Derek Lehmberg, Assistant Professor of Management, has co-authored a case titled, “Collision Course: Selling European High Performance Motorcycles in Japan”. The case is No. 3 on the December 2016 Best Selling Case List of Ivey. (https://www.iveycases.com/News/dec-2016-best-selling-cases)
Derek is a prolific case writer and has published his cases in both peer-reviewed and commercial outlets. His cases cover a range of industries and companies from airline (WestJet) to fast food (McDonald’s). His work is particularly known in the area of business in Japan.
Collision Course: Selling European High Performance Motorcycles in Japan
In 2006, the Japanese subsidiary of Tommasi Motorcycles, an Italian manufacturer of high-end motorcycles, was implementing a new customer data application to help its motorcycle dealerships increase the effectiveness of their sales and marketing activities. Horizon LLP, a consulting firm, was Tommasi’s global implementation partner for the application. To identify any dealer concerns regarding the new system, Tommasi Japan had brought in additional consultants from Horizon to conduct interviews with the dealers. As the consultants soon discovered, the dealers’ concerns with Tomassi went far beyond the new application. An unannounced visit by an influential dealer set all the players on a collision course, and soon exposed their widely differing views and a number of fundamental problems in the relationship between Tommasi Motorcycles Japan and its dealer network.
The case begins with a series of separate dialogues involving the director of sales and marketing; the expatriate president of Tommasi Motorcycles Japan; an influential owner of multiple dealerships; and two non-Japanese consultants from Horizon.
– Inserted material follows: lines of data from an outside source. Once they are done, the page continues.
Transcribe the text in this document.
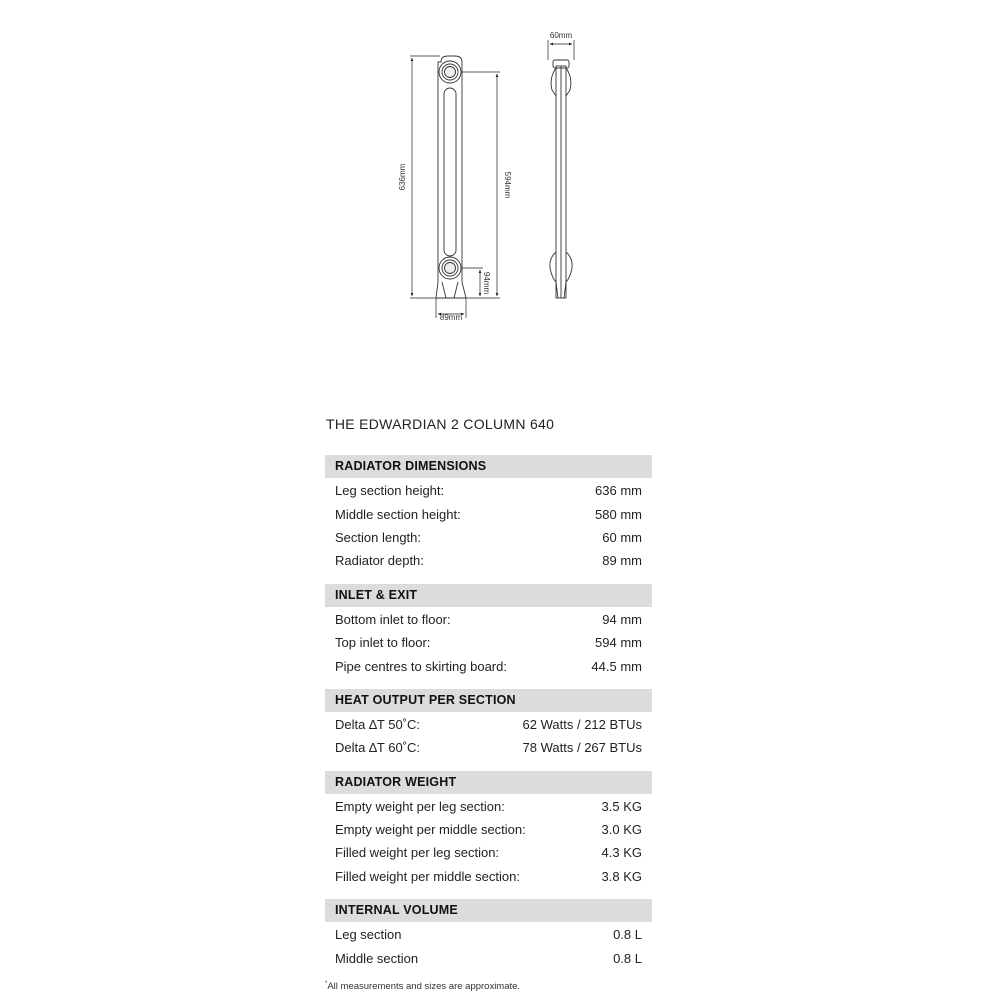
636mm	594mm
94mm
89mm
60mm
THE EDWARDIAN 2 COLUMN 640
RADIATOR DIMENSIONS
Leg section height:	636 mm
Middle section height:	580 mm
Section length:	60 mm
Radiator depth:	89 mm
INLET & EXIT
Bottom inlet to floor:	94 mm
Top inlet to floor:	594 mm
Pipe centres to skirting board:	44.5 mm
HEAT OUTPUT PER SECTION
Delta ∆T 50˚C:	62 Watts / 212 BTUs
Delta ∆T 60˚C:	78 Watts / 267 BTUs
RADIATOR WEIGHT
Empty weight per leg section:	3.5 KG
Empty weight per middle section:	3.0 KG
Filled weight per leg section:	4.3 KG
Filled weight per middle section:	3.8 KG
INTERNAL VOLUME
Leg section	0.8 L
Middle section	0.8 L
*All measurements and sizes are approximate.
When they meet in the board room of Tommasi Motorcycles Japan, the ensuing conversation reveals a number of issues: opportunistic behaviour by the bilingual director of sales and marketing, who limits and shapes communications between the dealers and Tommasi’s Japanese National Office; a limited understanding of local market conditions by expatriate Tommasi management; frustration on the part of business-savvy dealers; and naiveté on the part of the consultants, who do not see the social hierarchies at work, nor realize that their cultural and language fluency, which has in past projects always been an asset, could also be a threat.